Think a combination of things leads to pen wear; cheap or soft plating’s, people’s occupation and actual use or storage.  

While not a complete list here what you find in human sweat; water, sodium chloride, urea, -odorants like 2-methylphenol and 4-methylphenol. Not everyone excretes same stuff.   

Tried to get a finish durability thread going couple of years ago.  While people looked to see what I had to say, no one added to the discussion.  I am still looking for the most durable finish.  

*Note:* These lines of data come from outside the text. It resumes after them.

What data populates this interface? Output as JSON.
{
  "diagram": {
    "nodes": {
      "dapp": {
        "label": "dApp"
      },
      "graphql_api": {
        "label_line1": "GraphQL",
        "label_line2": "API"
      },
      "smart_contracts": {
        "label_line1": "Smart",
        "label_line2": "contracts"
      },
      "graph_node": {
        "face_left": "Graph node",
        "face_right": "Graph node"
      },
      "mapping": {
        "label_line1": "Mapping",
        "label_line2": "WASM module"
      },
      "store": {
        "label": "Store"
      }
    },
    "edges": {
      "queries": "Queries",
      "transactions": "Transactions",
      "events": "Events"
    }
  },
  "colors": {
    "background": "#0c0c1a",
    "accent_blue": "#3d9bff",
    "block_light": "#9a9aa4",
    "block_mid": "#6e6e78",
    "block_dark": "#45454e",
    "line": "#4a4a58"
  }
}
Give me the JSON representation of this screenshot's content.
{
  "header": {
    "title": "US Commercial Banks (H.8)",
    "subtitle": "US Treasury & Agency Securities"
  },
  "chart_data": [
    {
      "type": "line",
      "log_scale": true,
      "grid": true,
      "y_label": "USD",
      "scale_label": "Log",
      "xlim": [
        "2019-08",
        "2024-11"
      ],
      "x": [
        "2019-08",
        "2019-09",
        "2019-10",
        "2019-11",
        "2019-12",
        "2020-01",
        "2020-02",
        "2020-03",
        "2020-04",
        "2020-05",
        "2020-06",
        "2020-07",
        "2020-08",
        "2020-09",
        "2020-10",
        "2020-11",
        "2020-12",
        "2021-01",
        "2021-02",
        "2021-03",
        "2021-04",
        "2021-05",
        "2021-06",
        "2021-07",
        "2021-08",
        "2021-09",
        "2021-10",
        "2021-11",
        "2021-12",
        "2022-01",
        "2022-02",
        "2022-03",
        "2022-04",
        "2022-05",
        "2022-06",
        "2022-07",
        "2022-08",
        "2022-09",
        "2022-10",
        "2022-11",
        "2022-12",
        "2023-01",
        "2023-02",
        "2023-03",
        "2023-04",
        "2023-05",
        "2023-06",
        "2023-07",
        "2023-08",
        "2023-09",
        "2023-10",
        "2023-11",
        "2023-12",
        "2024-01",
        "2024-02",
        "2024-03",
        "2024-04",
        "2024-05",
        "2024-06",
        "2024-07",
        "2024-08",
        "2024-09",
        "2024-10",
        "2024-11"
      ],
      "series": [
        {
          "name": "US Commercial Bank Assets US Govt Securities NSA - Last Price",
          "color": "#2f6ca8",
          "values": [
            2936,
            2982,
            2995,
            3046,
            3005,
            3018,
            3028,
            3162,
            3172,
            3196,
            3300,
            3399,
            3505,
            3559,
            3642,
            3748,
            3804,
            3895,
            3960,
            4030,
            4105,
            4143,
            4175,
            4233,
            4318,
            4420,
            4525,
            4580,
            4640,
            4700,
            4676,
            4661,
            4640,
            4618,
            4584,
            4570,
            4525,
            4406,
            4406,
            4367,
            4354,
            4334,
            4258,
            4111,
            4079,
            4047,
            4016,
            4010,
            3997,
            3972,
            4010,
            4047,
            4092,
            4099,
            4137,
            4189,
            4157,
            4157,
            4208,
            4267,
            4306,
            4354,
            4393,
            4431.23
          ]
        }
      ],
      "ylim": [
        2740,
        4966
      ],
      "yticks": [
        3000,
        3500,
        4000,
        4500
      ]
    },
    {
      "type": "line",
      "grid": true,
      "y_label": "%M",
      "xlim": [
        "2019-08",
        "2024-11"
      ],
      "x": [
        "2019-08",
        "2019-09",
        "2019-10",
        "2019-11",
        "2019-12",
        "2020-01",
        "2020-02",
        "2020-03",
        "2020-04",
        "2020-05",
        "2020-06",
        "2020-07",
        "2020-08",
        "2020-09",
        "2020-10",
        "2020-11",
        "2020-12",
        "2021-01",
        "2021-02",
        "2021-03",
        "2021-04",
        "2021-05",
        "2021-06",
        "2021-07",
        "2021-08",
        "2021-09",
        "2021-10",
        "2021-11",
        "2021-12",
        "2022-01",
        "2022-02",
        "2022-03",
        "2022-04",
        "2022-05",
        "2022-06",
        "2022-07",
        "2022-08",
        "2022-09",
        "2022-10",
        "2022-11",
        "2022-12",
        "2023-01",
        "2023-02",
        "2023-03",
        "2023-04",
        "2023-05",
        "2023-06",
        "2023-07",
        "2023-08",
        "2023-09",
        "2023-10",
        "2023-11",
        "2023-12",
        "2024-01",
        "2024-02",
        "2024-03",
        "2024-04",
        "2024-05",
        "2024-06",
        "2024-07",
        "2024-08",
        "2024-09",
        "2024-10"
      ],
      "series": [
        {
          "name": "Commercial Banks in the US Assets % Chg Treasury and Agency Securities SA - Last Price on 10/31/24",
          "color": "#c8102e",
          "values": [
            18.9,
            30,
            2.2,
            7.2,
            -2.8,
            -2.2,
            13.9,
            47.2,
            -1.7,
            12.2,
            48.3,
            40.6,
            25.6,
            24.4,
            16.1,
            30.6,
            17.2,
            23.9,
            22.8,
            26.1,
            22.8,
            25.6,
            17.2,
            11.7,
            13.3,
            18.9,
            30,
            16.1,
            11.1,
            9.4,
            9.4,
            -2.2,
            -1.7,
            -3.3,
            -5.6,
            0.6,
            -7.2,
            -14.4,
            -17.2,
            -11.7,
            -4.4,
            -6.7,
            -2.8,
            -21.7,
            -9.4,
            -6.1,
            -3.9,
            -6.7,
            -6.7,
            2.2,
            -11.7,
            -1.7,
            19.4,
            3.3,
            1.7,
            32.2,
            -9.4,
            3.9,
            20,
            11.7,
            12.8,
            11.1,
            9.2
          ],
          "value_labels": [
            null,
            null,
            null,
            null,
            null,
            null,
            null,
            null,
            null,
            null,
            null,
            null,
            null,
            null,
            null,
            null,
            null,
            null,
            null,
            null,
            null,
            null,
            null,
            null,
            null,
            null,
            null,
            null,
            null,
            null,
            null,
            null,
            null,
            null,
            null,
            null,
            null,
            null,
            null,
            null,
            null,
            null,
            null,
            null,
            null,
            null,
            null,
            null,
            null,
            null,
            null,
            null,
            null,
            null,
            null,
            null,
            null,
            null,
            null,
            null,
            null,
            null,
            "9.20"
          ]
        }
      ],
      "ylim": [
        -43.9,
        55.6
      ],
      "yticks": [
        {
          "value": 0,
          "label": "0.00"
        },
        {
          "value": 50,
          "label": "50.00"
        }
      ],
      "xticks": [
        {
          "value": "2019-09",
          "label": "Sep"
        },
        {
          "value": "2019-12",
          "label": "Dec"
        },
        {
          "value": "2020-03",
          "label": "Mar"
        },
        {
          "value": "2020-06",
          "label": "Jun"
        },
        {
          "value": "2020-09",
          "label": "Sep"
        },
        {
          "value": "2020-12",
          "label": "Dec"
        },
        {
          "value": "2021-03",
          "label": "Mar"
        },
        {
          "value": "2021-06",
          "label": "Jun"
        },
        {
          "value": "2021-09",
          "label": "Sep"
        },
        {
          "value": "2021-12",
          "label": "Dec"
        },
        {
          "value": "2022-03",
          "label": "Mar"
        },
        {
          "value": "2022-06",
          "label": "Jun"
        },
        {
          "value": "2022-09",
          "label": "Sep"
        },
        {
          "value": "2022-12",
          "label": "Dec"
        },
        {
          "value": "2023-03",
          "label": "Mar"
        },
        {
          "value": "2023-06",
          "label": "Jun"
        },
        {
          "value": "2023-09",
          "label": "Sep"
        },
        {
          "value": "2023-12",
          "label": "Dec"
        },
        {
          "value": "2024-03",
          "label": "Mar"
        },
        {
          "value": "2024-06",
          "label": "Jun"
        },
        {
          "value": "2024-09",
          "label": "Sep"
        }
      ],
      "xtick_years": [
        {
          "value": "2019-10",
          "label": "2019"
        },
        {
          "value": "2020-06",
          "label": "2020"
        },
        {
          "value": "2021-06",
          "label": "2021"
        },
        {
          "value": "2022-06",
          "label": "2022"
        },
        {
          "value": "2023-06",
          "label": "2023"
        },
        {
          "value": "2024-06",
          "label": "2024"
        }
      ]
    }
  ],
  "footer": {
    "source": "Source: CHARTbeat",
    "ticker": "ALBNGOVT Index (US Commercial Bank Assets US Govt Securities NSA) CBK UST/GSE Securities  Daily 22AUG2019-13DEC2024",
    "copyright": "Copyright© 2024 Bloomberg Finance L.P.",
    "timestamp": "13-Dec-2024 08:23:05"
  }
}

Lucky for pen turner’s pens are consumable, get lost, stolen or wear out.  Whether making pens for gifts or sell make the best pen you can and do not worry about it after it leaves you!


----------



## TwoCatsPens (Dec 26, 2013)

I've gotten in the habit of occasionally (maybe every couple of months) putting just a light coat of furniture paste wax on my wooden pens, let it dry to haze, and then buff off with a soft cloth.  I think it helps protect the finish, fills in any tiny scratches / crazing that may occur and protects the metal.

I've got a can of Johnson's paste wax that I've used for years, I doubt I'll ever have to buy another unless I do something dumb and leave the lid off.

I recommend for all the people that purchase one of my pens to give it an occasional shine with paste wax also.

just my .02

Steve


----------